L’ex-Première dame, l’une des dernières figures encore vivantes de l’entourage de l’ancien chef de l’État français, Jacques Chirac (1932-2019), est décédée samedi 6 juin 2026. 

Née Chodron de Courcelles dans la grande bourgeoisie parisienne, elle rencontre Jacques Chirac à Sciences-Po en 1951. Mariée en 1956, elle se met immédiatement au service de la carrière de son époux, allant jusqu’à prendre des cours de dactylographie pour l’aider à préparer l’ENA. « Ce n’était pas un mariage d’amour mais un mariage d’ambition », résumera-t-elle.

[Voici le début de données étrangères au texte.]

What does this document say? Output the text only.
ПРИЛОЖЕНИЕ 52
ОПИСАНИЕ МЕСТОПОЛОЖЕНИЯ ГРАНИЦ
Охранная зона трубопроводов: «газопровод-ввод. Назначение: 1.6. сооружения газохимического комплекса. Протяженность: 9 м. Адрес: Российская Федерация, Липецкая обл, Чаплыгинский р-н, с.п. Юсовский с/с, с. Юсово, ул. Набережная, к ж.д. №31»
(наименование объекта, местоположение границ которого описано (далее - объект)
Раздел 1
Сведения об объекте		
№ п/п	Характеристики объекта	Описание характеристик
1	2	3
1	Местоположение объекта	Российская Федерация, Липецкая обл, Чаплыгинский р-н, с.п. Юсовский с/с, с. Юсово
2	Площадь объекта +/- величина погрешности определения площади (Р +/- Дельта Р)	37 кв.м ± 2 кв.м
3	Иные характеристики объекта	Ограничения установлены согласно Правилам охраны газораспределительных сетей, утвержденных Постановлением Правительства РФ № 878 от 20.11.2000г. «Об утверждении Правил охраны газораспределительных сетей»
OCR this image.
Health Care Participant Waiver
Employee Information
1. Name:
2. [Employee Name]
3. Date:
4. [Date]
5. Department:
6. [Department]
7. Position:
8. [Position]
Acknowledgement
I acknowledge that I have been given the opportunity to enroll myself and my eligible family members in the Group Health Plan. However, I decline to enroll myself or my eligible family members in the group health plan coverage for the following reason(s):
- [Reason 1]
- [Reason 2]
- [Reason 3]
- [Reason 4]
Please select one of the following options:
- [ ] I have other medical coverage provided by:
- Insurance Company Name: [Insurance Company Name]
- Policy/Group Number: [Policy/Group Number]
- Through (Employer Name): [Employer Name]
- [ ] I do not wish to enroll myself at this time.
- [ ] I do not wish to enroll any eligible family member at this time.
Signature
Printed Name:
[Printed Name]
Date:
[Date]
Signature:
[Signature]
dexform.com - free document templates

Longtemps dans l’ombre, Bernadette Chirac s’affranchit patiemment à l’arrivée de son mari à l’Élysée en 1995. Présidente de la fondation Hôpitaux de Paris, elle lance les Pièces jaunes, une opération qui humanise durablement l’image de Jacques Chirac. En 2002, elle publie « Conversations », un livre vendu à près de 300 000 exemplaires.

Toute la classe politique, ou presque, a réagi à la disparition de l’ancienne première dame, avec des qualificatifs tels que « Femme indépendante », « grande amie », « dignité rare », ou encore « grande dame ».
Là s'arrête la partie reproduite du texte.